Son of a Tiger

Son of a tiger

He was facing the stage, arms akimbo with perspiration gradually gluing a purple polo shirt to his back. Oblivious to the hordes of spectators in the cavernous warehouse, the light skinned man bobbed his head and snapped his fingers to the band’s high-energy polyrhythmic melody. Afrobeat prince, Femi Kuti had wandered among the mortals and their plastic furniture to listen to how the music landed when it leaped off the stage.

It was rehearsal night at the New Afrika Shrine (NAS). And just my luck—on the only free day I had to visit the site—this scion of a deity was holding an open practice session.

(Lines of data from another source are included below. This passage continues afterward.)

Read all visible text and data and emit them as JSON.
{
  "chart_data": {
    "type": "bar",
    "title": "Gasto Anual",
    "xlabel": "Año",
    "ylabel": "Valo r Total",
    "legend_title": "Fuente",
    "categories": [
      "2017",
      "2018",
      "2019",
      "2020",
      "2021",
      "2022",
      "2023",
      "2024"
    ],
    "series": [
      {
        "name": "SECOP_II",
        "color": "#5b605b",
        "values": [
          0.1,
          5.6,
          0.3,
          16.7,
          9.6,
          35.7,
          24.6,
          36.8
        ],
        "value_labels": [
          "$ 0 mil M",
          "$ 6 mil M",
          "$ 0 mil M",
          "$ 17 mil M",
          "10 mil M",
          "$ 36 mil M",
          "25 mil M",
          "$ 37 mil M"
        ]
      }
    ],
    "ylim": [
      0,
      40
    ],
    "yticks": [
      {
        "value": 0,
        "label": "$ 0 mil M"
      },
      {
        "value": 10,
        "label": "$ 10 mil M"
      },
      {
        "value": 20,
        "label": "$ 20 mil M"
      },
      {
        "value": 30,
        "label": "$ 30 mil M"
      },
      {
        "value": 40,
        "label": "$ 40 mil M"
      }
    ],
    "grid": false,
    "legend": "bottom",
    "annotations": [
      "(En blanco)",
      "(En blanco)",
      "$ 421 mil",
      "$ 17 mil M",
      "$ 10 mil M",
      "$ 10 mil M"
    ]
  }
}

Femi made his way to the pit in front of the stage, ear cocked towards the podium, arms furiously playing imaginary shakers, feet; two-stepping. He was swimming in the groove. That is, until he sharply raised his hand. There was a slacker in the horn section. Bounding back up, he went from brass-to-brass until he found the culprit. A trumpet player couldn’t hold the melody. Its tricky pirouettes, at first a slippery bar of soap in his hands but then; after wide-eyed concentration and Femi’s steady gaze, he grasped it.

Then, with Femi at the keyboard, the band banged out the delicious jam, again, and still, a second, third and fourth time. Welcome na de shrine where rehearsals are not a joke.